Given the circumstances, the letter says, “the only legislature currently able to address this inequality is the one at Westminster”.
“The Stormont Assembly can then legislate on the matter in its own right when it returns.”
In addition to Martin, the letter is signed by Kate Allen, the Director of Amnesty International UK; Ruth Hunt, the Chief Executive of LGBT rights group Stonewall; and Frances O’Grady, the General Secretary of the Trades Union Congress.
Before the suspension of the Stormont government – which split in sour circumstances after a row between Sinn Féin and the Democratic Unionist Party (DUP) – five motions had been brought forward to the assembly on same-sex marriage.
Under the petition of concern mechanism, the DUP in 2015 vetoed an assembly vote that would have extended civil marriage rights to same-sex couples.
The letter says that same-sex marriage has the support of “at least 55 of the 90 members of the Northern Ireland Assembly”.

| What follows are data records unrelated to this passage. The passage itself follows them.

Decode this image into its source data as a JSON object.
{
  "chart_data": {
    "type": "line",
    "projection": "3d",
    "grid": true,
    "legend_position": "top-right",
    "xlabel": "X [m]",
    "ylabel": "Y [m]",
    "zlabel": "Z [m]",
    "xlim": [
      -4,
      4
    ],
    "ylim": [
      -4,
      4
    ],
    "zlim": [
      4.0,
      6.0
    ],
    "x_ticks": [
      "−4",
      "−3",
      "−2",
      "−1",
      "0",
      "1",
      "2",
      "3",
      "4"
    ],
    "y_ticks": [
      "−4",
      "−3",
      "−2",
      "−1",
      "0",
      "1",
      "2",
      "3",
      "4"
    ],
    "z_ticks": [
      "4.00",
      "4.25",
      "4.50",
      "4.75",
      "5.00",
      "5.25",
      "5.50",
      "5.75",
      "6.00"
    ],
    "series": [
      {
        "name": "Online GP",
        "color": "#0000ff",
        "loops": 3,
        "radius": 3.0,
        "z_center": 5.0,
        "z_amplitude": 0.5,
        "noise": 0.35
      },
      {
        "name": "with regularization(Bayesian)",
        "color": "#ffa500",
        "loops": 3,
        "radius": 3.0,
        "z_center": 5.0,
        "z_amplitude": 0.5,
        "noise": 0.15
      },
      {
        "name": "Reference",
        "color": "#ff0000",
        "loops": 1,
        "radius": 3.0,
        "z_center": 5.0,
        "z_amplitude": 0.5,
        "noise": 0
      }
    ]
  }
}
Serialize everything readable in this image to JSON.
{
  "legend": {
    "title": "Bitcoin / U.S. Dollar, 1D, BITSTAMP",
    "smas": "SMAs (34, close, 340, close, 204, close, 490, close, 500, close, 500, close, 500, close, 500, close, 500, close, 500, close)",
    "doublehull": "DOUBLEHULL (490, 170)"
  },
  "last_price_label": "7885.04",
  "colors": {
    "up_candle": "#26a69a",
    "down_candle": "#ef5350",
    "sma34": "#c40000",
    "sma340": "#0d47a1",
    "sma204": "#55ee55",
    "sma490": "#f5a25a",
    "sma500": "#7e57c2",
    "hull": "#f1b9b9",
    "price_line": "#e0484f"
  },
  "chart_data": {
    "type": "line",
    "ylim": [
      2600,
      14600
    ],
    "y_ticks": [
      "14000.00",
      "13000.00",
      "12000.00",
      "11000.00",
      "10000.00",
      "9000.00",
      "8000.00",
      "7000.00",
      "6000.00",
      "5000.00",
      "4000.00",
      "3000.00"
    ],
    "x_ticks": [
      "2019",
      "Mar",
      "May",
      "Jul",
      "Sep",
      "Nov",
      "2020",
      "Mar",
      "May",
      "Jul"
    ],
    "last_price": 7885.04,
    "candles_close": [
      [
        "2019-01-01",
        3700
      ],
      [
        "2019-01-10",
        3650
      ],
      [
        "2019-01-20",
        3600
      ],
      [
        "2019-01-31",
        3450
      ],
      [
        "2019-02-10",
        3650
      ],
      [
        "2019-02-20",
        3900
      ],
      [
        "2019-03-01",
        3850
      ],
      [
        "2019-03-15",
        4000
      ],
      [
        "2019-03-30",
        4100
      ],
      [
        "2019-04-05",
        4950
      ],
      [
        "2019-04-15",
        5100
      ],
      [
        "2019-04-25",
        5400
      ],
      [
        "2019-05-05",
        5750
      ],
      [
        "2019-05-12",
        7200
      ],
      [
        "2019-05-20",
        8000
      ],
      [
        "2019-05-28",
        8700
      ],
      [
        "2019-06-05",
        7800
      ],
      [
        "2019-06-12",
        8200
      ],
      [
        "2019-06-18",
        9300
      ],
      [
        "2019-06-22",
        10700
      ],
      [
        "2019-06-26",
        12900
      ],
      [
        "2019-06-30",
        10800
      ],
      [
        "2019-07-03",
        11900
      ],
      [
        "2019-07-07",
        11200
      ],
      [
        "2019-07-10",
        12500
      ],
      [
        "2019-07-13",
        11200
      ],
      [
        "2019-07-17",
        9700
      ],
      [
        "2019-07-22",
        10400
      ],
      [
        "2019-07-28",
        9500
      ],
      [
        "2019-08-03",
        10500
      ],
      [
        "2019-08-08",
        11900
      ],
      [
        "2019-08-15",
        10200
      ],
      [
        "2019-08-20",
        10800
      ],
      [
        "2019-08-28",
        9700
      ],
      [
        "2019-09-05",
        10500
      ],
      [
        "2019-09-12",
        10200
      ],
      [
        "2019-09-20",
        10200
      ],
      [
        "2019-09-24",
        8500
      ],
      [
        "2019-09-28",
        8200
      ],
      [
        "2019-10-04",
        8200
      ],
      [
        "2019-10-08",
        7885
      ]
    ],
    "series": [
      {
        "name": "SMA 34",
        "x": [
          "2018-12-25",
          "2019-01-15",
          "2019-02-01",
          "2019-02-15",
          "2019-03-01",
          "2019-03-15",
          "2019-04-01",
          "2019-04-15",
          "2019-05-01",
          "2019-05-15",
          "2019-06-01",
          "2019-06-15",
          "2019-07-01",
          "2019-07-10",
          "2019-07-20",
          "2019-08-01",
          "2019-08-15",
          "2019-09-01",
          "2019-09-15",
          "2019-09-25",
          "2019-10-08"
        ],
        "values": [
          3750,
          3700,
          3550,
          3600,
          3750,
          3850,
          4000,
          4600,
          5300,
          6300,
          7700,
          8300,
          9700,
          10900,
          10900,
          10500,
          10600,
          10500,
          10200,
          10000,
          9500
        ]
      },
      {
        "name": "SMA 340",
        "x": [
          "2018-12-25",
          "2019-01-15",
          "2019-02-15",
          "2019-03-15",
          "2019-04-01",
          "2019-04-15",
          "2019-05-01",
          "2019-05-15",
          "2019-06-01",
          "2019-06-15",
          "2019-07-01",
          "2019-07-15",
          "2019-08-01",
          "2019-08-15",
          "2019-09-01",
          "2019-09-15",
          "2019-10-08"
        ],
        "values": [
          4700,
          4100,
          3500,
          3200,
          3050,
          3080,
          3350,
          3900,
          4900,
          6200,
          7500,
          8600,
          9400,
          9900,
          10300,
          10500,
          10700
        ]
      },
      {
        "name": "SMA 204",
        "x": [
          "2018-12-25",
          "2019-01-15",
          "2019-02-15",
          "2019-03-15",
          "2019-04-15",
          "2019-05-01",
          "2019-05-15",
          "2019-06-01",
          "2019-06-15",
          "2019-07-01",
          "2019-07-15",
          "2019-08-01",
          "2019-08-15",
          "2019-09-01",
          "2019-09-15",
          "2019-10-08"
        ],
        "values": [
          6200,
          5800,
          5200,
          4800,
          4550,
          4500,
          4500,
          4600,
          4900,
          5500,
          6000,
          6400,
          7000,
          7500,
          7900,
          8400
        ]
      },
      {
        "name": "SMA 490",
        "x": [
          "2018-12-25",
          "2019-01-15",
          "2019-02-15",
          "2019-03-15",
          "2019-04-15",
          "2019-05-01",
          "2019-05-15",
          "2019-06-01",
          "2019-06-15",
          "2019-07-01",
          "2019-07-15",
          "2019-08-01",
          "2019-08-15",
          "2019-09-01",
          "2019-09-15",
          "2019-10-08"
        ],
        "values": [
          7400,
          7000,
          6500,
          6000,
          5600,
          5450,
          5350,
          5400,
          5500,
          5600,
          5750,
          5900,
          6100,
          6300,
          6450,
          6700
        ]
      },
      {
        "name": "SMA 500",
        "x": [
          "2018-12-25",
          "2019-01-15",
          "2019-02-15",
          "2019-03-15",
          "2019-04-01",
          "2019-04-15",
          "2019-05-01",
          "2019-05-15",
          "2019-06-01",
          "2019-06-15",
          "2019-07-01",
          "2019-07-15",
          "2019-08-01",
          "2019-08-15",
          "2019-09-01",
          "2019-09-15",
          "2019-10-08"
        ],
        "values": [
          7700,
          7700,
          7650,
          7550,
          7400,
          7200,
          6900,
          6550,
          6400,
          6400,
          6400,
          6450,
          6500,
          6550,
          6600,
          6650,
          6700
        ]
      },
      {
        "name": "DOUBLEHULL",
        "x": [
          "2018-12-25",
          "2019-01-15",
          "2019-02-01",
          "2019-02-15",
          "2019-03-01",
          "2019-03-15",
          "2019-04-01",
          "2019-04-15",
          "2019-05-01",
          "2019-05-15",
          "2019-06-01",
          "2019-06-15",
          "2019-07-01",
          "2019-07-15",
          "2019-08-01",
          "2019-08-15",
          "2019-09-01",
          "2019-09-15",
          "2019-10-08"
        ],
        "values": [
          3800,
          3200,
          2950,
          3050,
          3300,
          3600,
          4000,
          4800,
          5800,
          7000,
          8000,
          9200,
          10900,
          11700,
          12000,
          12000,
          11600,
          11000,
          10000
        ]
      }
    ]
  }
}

Surveys in Northern Ireland have also shown that a majority of people support the introduction of same-sex marriage – as well as reforms to the country’s strict abortion laws.
An editorial in the Evening Standard says that the issue affords MPs in the UK the opportunity to “do some good and make their name” by putting forward an amendment to extend to Northern Ireland the legislation that currently covers England and Wales.
Same-sex couples have been able to marry in Scotland since 2014.
In the Republic of Ireland, same-sex marriage was legalised in a 2015 referendum. The letter says that the referendum “sent tremors of joy around the world”.
Northern Ireland, according to the International Lesbian, Gay, Bisexual, Trans and Intersex Association, is the worst place to live in the UK for LGBT people.